What is beampptx?
beampptx is a Python command-line tool that converts LaTeX Beamer presentations into PowerPoint files while preserving quality that typically gets lost in such conversions. The tool compiles your .tex file to PDF first, then extracts each slide as an SVG vector graphic and embeds it in the resulting .pptx. This means your slides stay sharp at any zoom level, unlike the blurry bitmap exports you get from other converters. It also handles videos embedded via movie15 or multimedia packages, pulling them into the PowerPoint as native playable content with support for autoplay and looping.

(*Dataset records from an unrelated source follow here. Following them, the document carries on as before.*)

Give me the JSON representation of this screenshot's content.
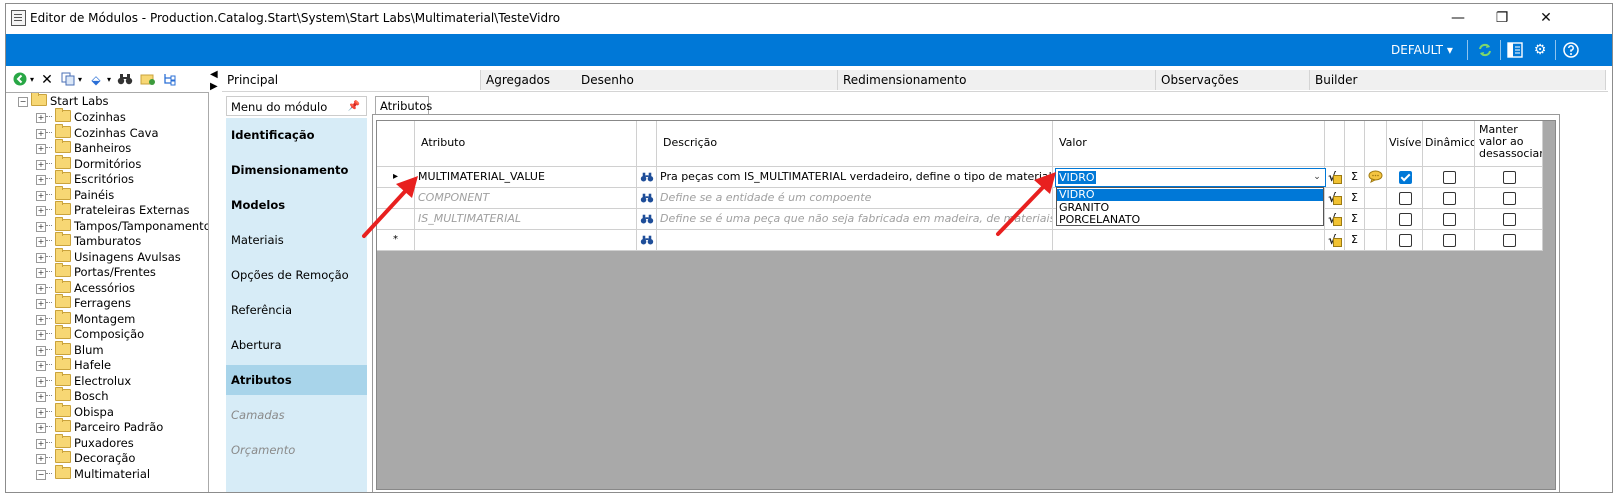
{
  "window": {
    "title": "Editor de Módulos - Production.Catalog.Start\\System\\Start Labs\\Multimaterial\\TesteVidro",
    "controls": {
      "minimize": "—",
      "maximize": "❐",
      "close": "✕"
    }
  },
  "ribbon": {
    "profile": "DEFAULT",
    "profile_caret": "▾",
    "icons": [
      "refresh-icon",
      "layout-icon",
      "settings-icon",
      "help-icon"
    ],
    "accent": "#0078d7"
  },
  "tree_toolbar": {
    "icons": [
      "back-icon",
      "delete-icon",
      "copy-icon",
      "paste-icon",
      "find-icon",
      "folder-icon",
      "tree-icon"
    ]
  },
  "tree": {
    "root": "Start Labs",
    "items": [
      "Cozinhas",
      "Cozinhas Cava",
      "Banheiros",
      "Dormitórios",
      "Escritórios",
      "Painéis",
      "Prateleiras Externas",
      "Tampos/Tamponamentos",
      "Tamburatos",
      "Usinagens Avulsas",
      "Portas/Frentes",
      "Acessórios",
      "Ferragens",
      "Montagem",
      "Composição",
      "Blum",
      "Hafele",
      "Electrolux",
      "Bosch",
      "Obispa",
      "Parceiro Padrão",
      "Puxadores",
      "Decoração",
      "Multimaterial"
    ]
  },
  "tabs": [
    "Principal",
    "Agregados",
    "Desenho",
    "Redimensionamento",
    "Observações",
    "Builder"
  ],
  "module_menu": {
    "header": "Menu do módulo",
    "items": [
      {
        "label": "Identificação",
        "style": "bold"
      },
      {
        "label": "Dimensionamento",
        "style": "bold"
      },
      {
        "label": "Modelos",
        "style": "bold"
      },
      {
        "label": "Materiais",
        "style": "normal"
      },
      {
        "label": "Opções de Remoção",
        "style": "normal"
      },
      {
        "label": "Referência",
        "style": "normal"
      },
      {
        "label": "Abertura",
        "style": "normal"
      },
      {
        "label": "Atributos",
        "style": "selected"
      },
      {
        "label": "Camadas",
        "style": "disabled"
      },
      {
        "label": "Orçamento",
        "style": "disabled"
      }
    ]
  },
  "attributes": {
    "tab_label": "Atributos",
    "columns": {
      "attribute": "Atributo",
      "description": "Descrição",
      "value": "Valor",
      "visible": "Visível",
      "dynamic": "Dinâmico",
      "keep": "Manter valor ao desassociar"
    },
    "rows": [
      {
        "marker": "▸",
        "attribute": "MULTIMATERIAL_VALUE",
        "description": "Pra peças com IS_MULTIMATERIAL verdadeiro, define o tipo de material",
        "value": "VIDRO",
        "visible": true,
        "dynamic": false,
        "keep": false,
        "disabled": false
      },
      {
        "marker": "",
        "attribute": "COMPONENT",
        "description": "Define se a entidade é um compoente",
        "value": "",
        "visible": false,
        "dynamic": false,
        "keep": false,
        "disabled": true
      },
      {
        "marker": "",
        "attribute": "IS_MULTIMATERIAL",
        "description": "Define se é uma peça que não seja fabricada em madeira, de materiais variados como",
        "value": "",
        "visible": false,
        "dynamic": false,
        "keep": false,
        "disabled": true
      },
      {
        "marker": "*",
        "attribute": "",
        "description": "",
        "value": "",
        "visible": false,
        "dynamic": false,
        "keep": false,
        "disabled": false
      }
    ],
    "dropdown_options": [
      "VIDRO",
      "GRANITO",
      "PORCELANATO"
    ],
    "dropdown_selected": "VIDRO",
    "sigma": "Σ"
  },
  "annotation_color": "#e8201f"
}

Why is it gaining traction?
The main draw is vector fidelity. If you've ever converted Beamer to PowerPoint before, you know the result is usually a mess of pixelated images and broken animations. beampptx solves this by keeping everything as scalable vector graphics and expanding overlay commands like \pause, \alt, and <1-> into individual static slides. The video support is the other hook—you can include movies in your LaTeX source using standard packages, and they come out as working PowerPoint media shapes. The CLI is straightforward: `beampptx presentation.tex -o final.pptx` with options for different LaTeX engines and debugging modes.
Who should use this?
Academics and conference presenters who author slides in Beamer but need to deliver in PowerPoint for compatibility with institutional systems or co-authors. Researchers who need to share presentations with collaborators who only have PowerPoint. Anyone who has wrestled with losing vector quality when converting scientific presentations with math notation, diagrams, or embedded videos.
Verdict
For a niche tool solving a real pain point, beampptx shows solid understanding of both the LaTeX and PowerPoint ecosystems. The implementation handles bibliography passes, multiple video packages, and overlay expansion correctly. At 14 stars, the project is early-stage and carries some maturity risk, but the code is well-documented and the approach is technically sound. With a credibility score of 0.90, it's worth a try for your next conference submission. Just test thoroughly before any high-stakes presentation.